Overview
Research Assistant – INTERNAL ONLY – Strand, London, WC2R 2LS
THIS VACANCY IS OPEN TO INTERNAL APPLICANTS ONLY
About Us
The Department of Infectious Diseases brings together researchers and students to understand the pathogenic mechanisms, diagnosis and treatment of human infections.
Our research bridges our strengths in laboratory-based enquiry using molecular genetics, metagenomics, biochemistry, cell biology, bioinformatics and structural biology, with rich clinical resources in microbiology, virology, sexually transmitted diseases and clinical trials.
A major thread running through our research is understanding how viruses and bacteria interact with and subvert their human hosts to replicate and transmit, and how infection- and vaccine-induced immunity protects us in the face of new and ever-evolving pathogens.
The Wanford Group, led by Dr Joseph Wanford, is a molecular microbiology and infectious diseases research group based within the Department of Infectious Diseases at King’s College London, specialising the pathogenesis of antibiotic-resistant bacterial infections.
About the role
The bacterial pathogen Klebsiella pneumoniae (Kp) is a major antibiotic-resistant pathogen responsible for high levels of mortality worldwide. Development of novel therapies and preventative vaccines is hampered by an incomplete understanding of the pathogenesis of Kp infection. The extracellular polysaccharide capsule is a major Kp virulence determinant, but the molecular regulation of its expression during infection remains poorly understood. The Wanford group uses comparative genomics, molecular genetics and infection biology techniques to understand how Kp regulates expression of the capsule to transition between states of asymptomatic colonisation and invasive disease.

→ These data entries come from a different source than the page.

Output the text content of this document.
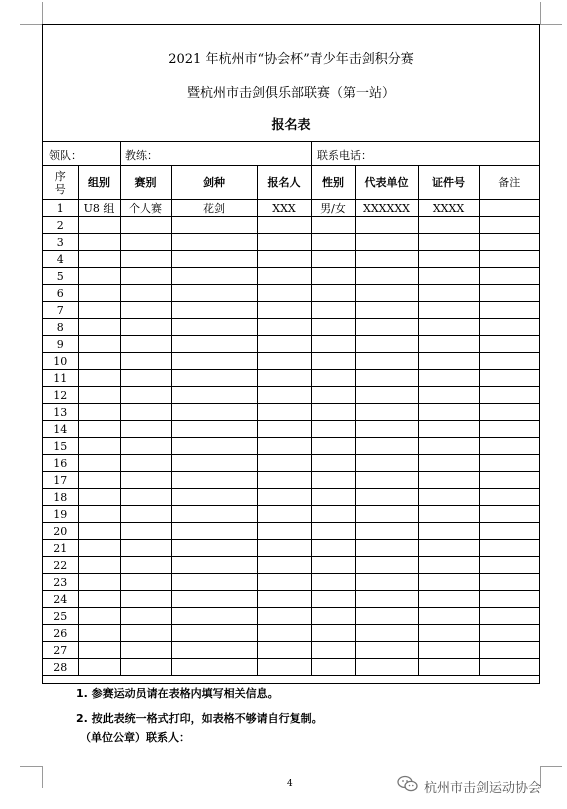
2021 年杭州市“协会杯”青少年击剑积分赛
暨杭州市击剑俱乐部联赛（第一站）
报名表
领队：	教练：	联系电话：
序号	组别	赛别	剑种	报名人	性别	代表单位	证件号	备注
1	U8 组	个人赛	花剑	XXX	男/女	XXXXXX	XXXX	
2								
3								
4								
5								
6								
7								
8								
9								
10								
11								
12								
13								
14								
15								
16								
17								
18								
19								
20								
21								
22								
23								
24								
25								
26								
27								
28								
1. 参赛运动员请在表格内填写相关信息。
2. 按此表统一格式打印，如表格不够请自行复制。
（单位公章）联系人：
4	杭州市击剑运动协会
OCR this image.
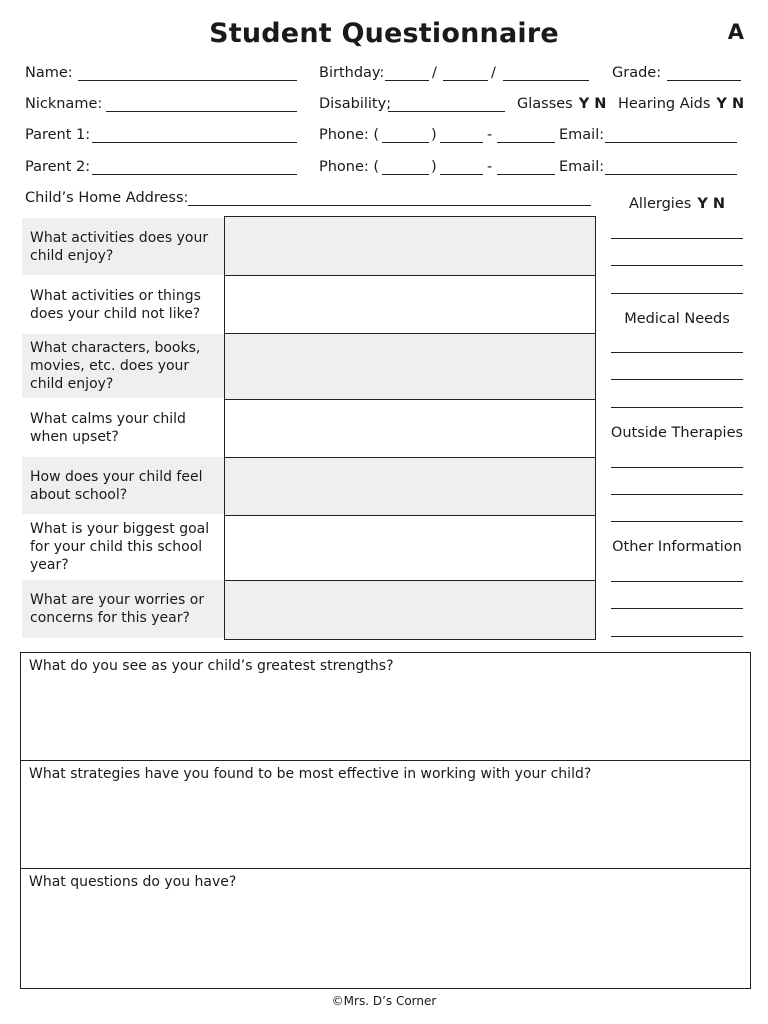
Student Questionnaire	A
Name:	Birthday:	/	/	Grade:
Nickname:	Disability;	Glasses Y N Hearing Aids Y N
Parent 1:	Phone: (	)	-	Email:
Parent 2:	Phone: (	)	-	Email:
Child’s Home Address:
What activities does your child enjoy?
What activities or things does your child not like?
What characters, books, movies, etc. does your child enjoy?
What calms your child when upset?
How does your child feel about school?
What is your biggest goal for your child this school year?
What are your worries or concerns for this year?
Allergies Y N
Medical Needs
Outside Therapies
Other Information
What do you see as your child’s greatest strengths?
What strategies have you found to be most effective in working with your child?
What questions do you have?
©Mrs. D’s Corner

We seek a Research Assistant to support a multidisciplinary research program investigating regulatory pathways controlling capsule production and their impact on host-pathogen interactions. The successful candidate will work closely with PDRAs to support their projects. The candidate will also develop their own independent project applying genetic manipulation techniques to construct deletion mutants in Kp, before characterising extracellular polysaccharides using biochemical methods. The candidate will further employ in vitro tissue culture systems, ex vivo assays with human serum samples (HTA certification required), and in vivo models to study the dynamics of infection.
The successful candidate will be supported in applications for PhD studentships during the post.
This role will be held on a full-time basis (35 hours per week), and you will be offered a fixed term contract for 24 months, starting no earlier than the 1st October 2025.